Ce qu’allègue la théorie de la dilution

Non pas une copie, mais une fausse attribution : les produits « reproduisent, génèrent et associent les marques des demandeurs à du contenu créé par les propres modèles des défendeurs, y compris du contenu qui n’est pas l’œuvre authentique » des demandeurs. Les marques invoquées sont THE SEATTLE TIMES (quatre enregistrements, tous datés du 30 avril 2019) et NEWSDAY (n° d’enregistrement 2,047,787, 1997), toutes incontestables, la renommée étant alléguée sur la base de « 30 prix Pulitzer au total ».

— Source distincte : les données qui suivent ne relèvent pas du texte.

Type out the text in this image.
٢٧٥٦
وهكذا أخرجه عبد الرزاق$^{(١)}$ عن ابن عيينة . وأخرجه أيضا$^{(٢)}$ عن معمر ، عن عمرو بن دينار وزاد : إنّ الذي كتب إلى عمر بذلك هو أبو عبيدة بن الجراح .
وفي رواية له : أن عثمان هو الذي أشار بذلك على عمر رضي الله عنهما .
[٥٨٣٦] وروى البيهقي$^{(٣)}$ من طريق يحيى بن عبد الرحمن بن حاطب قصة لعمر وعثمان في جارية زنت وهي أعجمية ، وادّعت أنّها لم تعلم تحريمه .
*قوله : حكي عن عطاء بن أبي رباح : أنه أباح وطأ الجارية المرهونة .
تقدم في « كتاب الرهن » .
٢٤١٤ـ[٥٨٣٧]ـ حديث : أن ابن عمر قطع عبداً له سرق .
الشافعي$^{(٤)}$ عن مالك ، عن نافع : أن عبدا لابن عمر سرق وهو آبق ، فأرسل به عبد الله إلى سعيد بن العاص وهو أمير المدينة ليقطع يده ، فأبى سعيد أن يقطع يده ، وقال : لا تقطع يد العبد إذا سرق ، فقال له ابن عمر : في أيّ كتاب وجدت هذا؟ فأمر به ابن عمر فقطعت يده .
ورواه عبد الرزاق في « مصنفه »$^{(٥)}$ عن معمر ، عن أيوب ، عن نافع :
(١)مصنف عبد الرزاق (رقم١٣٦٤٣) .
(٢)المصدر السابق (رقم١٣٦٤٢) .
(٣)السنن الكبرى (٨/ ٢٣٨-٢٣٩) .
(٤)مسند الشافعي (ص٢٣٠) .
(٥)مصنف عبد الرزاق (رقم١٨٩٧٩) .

Le dossier en droit d’auteur est plus restreint et plus précis que le récit

La plainte allègue que les défendeurs ont copié « des centaines de milliers » d’articles. Les chefs ne se rattachent pas à ce chiffre. Le chef I est limité aux « Registered Works » identifiées dans les annexes 1 et 2 — 596 enregistrements pour le Seattle Times et 770 pour Newsday, soit 1 366 au total, allant de 1994 et 1996 respectivement à 2026. Leurs en-têtes montrent de quoi il s’agit : « The Seattle Times », « Newsday, Nassau Edition » et une colonne littéralement intitulée « Issue Registered (Month / Year) ». Il s’agit d’enregistrements d’œuvres collectives portant sur des numéros entiers de journaux — la même pratique d’enregistrement sur laquelle Microsoft s’est appuyé le même jour pour soutenir qu’il ne fallait accorder qu’une seule indemnité légale par numéro, et non par article.

Ce que le cadrage retenu passe à côté

Parler d’« une nouvelle plainte en droit d’auteur » rate la partie qui porte le dossier. Si les chefs relatifs au droit d’auteur achoppent dans un MDL où les écritures sur le fair use sont déjà en cours, les chefs de dilution survivent en vertu d’un droit entièrement distinct, et c’est une attribution hallucinée — et non l’entraînement — qu’il faudra démontrer. La réparation demandée est elle aussi inhabituelle : la saisie ou la destruction, au titre du §503, de « toutes les copies des œuvres des demandeurs, ainsi que tous les LLM et jeux de données d’entraînement » les incorporant. La plainte ne mentionne aucun montant à aucun endroit, ce qui rend inventés les titres de presse parlant d’une « bataille à un milliard de dollars ». Et le seul extrait reproduit mot pour mot est de 88 mots consécutifs, obtenus, comme la plainte le révèle elle-même dans la même phrase, au moyen d’« un simple prompt incluant le titre et l’URL ».